BERKELEY – If there’s one thing we’ve learned so far about Missy Franklin’s experience at Cal, it’s that winning four gold medals doesn’t necessarily mean you’re going to ace your Psychology midterm.
The Cal freshman and decorated Olympic swimmer is – well, just that - a freshman. And that means she has had to adjust to the rigorous academic workload at Cal just like any other student that walks on to campus for the first time. Franklin is just a little more recognizable than most of those freshmen.
“In one of my discussions, I was talking about how nervous I was I was for this midterm, and someone else said, ‘How are you nervous for a midterm? You were in the Olympics’,” Franklin said last week as she prepared for the NCAA Championships, which begin Thursday in Minneapolis. “Once you go to the Olympics, I think people sort of think you’re invincible after that. I can still fail my midterm. I still go through all the struggles of studying and keeping up with school, just like everyone else here.”
And it’s those struggles and challenges that Franklin sought out when she made her decision to come to Berkeley.

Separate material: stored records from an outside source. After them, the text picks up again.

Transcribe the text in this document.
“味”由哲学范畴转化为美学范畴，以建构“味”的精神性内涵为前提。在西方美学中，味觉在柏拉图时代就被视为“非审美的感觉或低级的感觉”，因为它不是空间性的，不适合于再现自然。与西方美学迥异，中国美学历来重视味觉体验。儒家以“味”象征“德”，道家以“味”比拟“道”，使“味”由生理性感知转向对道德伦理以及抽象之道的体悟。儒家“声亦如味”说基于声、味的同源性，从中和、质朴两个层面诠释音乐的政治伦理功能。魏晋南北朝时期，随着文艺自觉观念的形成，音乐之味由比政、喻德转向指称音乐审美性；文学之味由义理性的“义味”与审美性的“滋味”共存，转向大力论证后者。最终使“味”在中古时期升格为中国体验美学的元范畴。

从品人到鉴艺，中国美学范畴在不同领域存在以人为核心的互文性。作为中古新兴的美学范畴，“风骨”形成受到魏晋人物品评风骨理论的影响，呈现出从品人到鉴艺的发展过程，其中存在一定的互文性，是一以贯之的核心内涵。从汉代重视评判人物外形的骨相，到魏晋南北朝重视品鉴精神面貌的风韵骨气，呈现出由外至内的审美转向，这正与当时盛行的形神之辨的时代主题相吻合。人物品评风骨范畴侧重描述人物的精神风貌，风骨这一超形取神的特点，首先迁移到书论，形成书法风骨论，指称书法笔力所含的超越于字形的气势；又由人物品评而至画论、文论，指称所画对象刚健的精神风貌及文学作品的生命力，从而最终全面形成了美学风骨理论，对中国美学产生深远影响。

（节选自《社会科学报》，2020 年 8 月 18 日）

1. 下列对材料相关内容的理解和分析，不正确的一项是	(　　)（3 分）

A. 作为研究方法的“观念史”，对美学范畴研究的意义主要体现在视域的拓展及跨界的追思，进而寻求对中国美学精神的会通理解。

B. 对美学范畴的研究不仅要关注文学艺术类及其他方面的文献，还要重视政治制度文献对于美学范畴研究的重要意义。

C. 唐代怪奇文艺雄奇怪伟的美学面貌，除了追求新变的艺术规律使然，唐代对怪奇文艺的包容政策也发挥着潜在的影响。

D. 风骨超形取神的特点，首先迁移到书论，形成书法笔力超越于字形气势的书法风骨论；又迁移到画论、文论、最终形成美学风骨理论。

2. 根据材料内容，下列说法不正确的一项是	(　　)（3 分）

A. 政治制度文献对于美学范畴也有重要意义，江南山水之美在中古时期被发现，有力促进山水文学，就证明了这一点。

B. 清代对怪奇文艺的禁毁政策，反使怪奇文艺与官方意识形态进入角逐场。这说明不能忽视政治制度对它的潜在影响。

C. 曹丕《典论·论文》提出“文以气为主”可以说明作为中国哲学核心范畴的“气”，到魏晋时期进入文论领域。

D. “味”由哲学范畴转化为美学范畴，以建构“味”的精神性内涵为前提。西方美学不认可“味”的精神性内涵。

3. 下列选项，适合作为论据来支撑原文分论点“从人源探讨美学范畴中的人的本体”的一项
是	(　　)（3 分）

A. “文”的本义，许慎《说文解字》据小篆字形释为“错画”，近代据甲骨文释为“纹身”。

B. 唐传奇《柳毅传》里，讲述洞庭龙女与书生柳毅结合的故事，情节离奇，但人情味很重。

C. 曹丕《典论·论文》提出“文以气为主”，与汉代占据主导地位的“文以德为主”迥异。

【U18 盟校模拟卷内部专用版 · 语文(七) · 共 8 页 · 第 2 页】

She wanted to be as much as a normal college student as possible, whether it be as a member of Cal’s women’s swim team, in the classroom or in the campus community.
By all accounts, she’s getting that – for better or for worse.
“The academics, I wanted a school that was going to set me up well. It’s kicking my butt right now,” Franklin said. “I’ve always had my education as my first priority. School has been really, really difficult but I’ve loved that challenge. I love going to class every day and learning something new.”
The coursework may be challenging Franklin, but like most things, she appears to be up to the challenge. During halftime of a recent men’s basketball game, Franklin was among a large group of student-athletes honored for producing a 3.0 GPA or higher during the fall semester.
And as she paraded on to and off of the Haas Pavilion floor that night with her fellow student-athletes, there were no autograph-seekers hounding her or a sudden burst of Missy-Mania from the crowd. She was just another Cal student-athlete – just the way she wants it.
“It’s been very normal, for sure,” Franklin said. “Something I’ve always held really close to my heart is being able to live the normal life and making sure I get all those experiences in, and I absolutely have been. Honestly, I don’t get that recognized that much at all. It’s super-occasional. I seriously have to stop myself sometimes when people come up to me and say hi. I just forget sometimes how people know me. It slips my mind sometimes because I don’t even think about it.”
That being said, Franklin knows she is going to be the subject of extra attention – that’ll happen when you capture the heart and imagination of your country with a performance for the ages in the Olympics. Franklin strives to be happy and positive, and it’s sincere. But she still is an 18-year old freshman away from home for the first time, and admits it’s natural for there to be down times as well.
“I put a lot of pressure on myself to always be happy and always be positive,” Franklin said. “That’s just the way I want to live my life. I think every freshman in college can attest to the fact that you’re not going to be happy all the time. I miss home so much. There are times when you have to allow yourself to say it’s OK to miss home. It’s OK to miss your family and miss your parents. There are regular stresses of your freshman year. Trying to balance being on this collegiate team with school and missing two weeks of class in a month and then coming back and trying to get on top of it again, missing friends – all that stuff.”
A major reason why normalcy has usually been the norm during Franklin’s freshman year is the environment surrounding her on her team. Franklin and head coach Teri McKeever already had a relationship from the 2012 Summer Olympics, when McKeever served as head coach of the U.S. team. Franklin also knew some of Cal’s other swimmers that have also competed at an elite international level.
Franklin said one of the reasons she decided to come to college rather than turning professional straight out of high school is because she wanted to be part of a college team. It appears that McKeever and associate head coach Kristen Cunnane have established the perfect team environment for Franklin.
“I think she’s in an environment where she feels supported, comfortable and safe,” McKeever said. “Missy is obviously an incredible athlete, but she’s just really grounded. She’s very coachable. I’m really enjoying how much of a student of the sport she is. She has a passion that is contagious.”
Franklin said she had no idea what she wanted to get her degree in when she arrived in Berkeley last August but now plans to major in Psychology with a minor in Disability Studies. She said her dream job is to one day become a Kindergarten teacher because of her love of kids.
“She has a personal ethic that if she is going to do something, she is going to do it to the best of her ability,” McKeever said. “Whether it’s working out, studying or a Secret Santa gift – she’s willing to prioritize what’s important. I don’t think a lot of 18-year olds are willing to do that. That’s why she’s achieved the things most 18-year olds haven’t.”